Permaneci imóvel por um tempo. De repente a garotinha olhou para mim e disse com uma voz estranha;

- Estamos todos mortos.

E novamente voltou a olhar para a frente. Pude ver que seu rosto estava desfigurado.

-Como disse, perguntei.

- Estamos todos mortos. Ela repetiu, agora sem se virar para me olhar.

- Não, não pode ser. Não.

Ela então olhou para mim e disse:

- Você não viu o acidente na estrada? Não viu seu carro lá? vamos ver novamente, olhe...

Para meu desespero pude ver o acidente novamente, e meu carro destruído. E agora via a placa, era meu carro. Mas como?

- Um acidente. Ela disse. Não sei como foi, eu estava dormindo no banco de trás. Não vi nada. Só sei que estamos todos mortos.

Senti um desespero tomar conta de meu ser naquela hora. Morto. Todos mortos....Não.

Tentei sair do carro. Mas era impossível pela alta velocidade. E também não havia maçanetas pelo lado de dentro.

Comecei a chorar. Uma mistura de medo, desespero e dor.

Mortos? Mortos...

De repente, acordei, lembro que tive um mal estar e senti minha vista se escurecer.
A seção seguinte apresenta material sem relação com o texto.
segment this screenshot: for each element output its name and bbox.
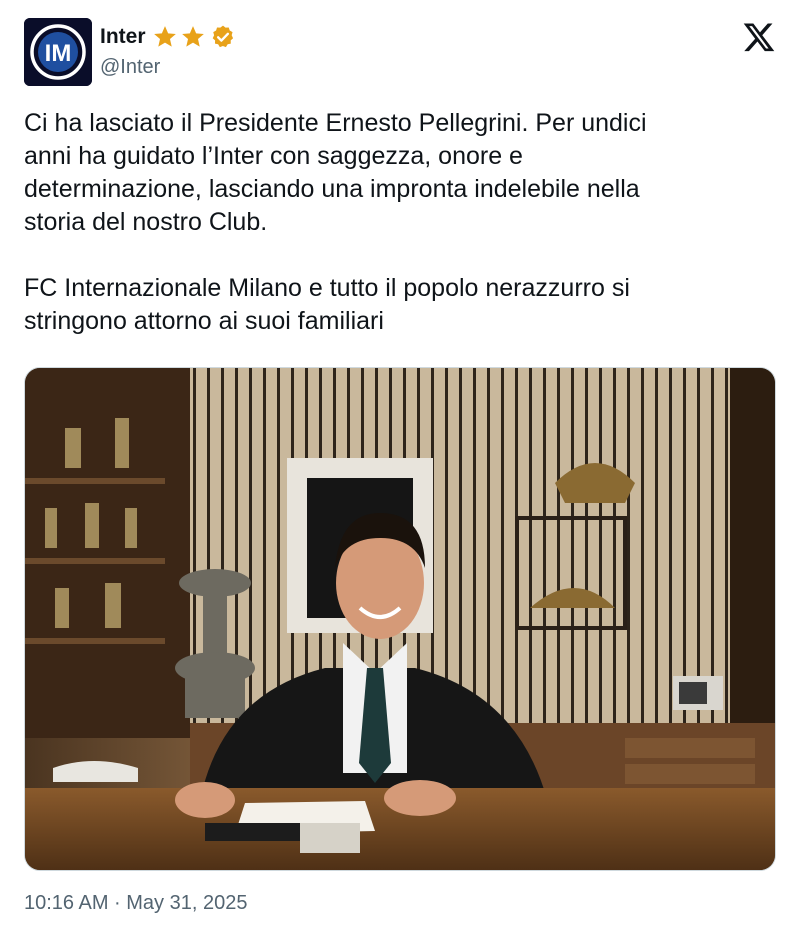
timestamp[interactable]: 10:16 AM · May 31, 2025	[24, 892, 247, 915]
verified-badge-icon	[212, 25, 233, 48]
display-name[interactable]: Inter	[100, 25, 146, 49]
star-icon	[181, 26, 204, 47]
tweet-header: IM Inter @Inter	[24, 16, 784, 88]
avatar[interactable]: IM	[24, 18, 92, 86]
inter-logo-icon: IM	[24, 18, 92, 86]
tweet-text: Ci ha lasciato il Presidente Ernesto Pel…	[24, 109, 647, 335]
tweet-photo[interactable]	[24, 367, 776, 871]
handle[interactable]: @Inter	[100, 56, 160, 79]
svg-text:IM: IM	[45, 40, 72, 67]
star-icon	[153, 26, 176, 47]
x-logo-icon[interactable]	[742, 20, 776, 54]
name-row: Inter	[100, 22, 236, 52]
photo-of-man-at-desk	[25, 368, 775, 870]
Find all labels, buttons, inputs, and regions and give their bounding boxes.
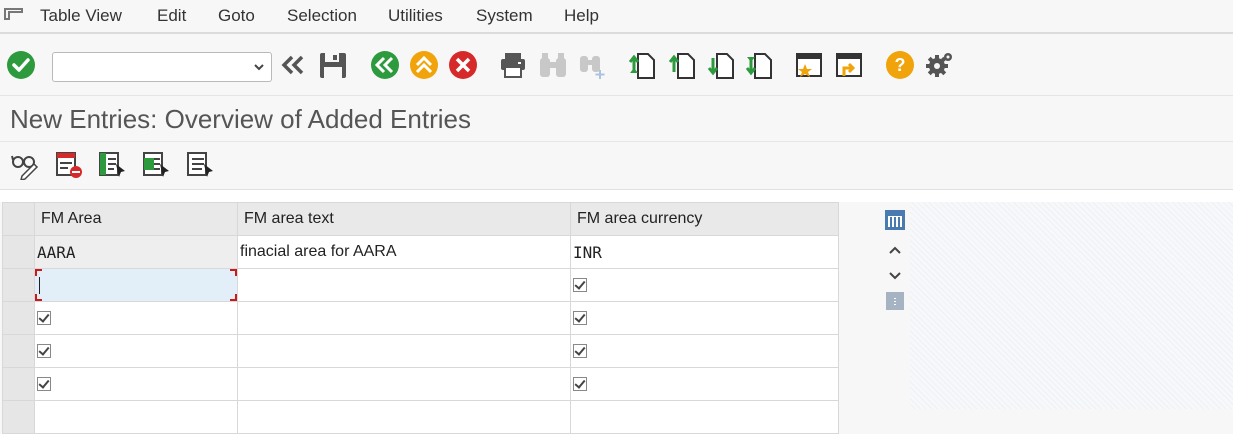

Olhei para frente e vi a confusão de carros, luzes, choro, o giroflex da ambulância e da polícia.

O acidente. Olhei pra trás e só vi a psita escura. Mas eu tinha certeza que já havia passado pelo acidente antes de me sentir mal.

Liguei o carro e segui devagar. O policial pedindo para ninguém parar.

Passei em baixa velocidade e olhando assustado. O carro era igual ao meu, mas não pude ver a placa.

Pessoas agitadas, se movimentavam sem parar.

Senti um frio e com certeza fiquei branco como um defunto quando vi no meio das pessoas, uma garotinha que olhava fixamente para mim.

Estava suja de sangue e puder ler seus lábios quando ela disse;

- Estamos todos mortos. Estamos todos mortos.

Ás vezes tenho pesadelos com a garotinha.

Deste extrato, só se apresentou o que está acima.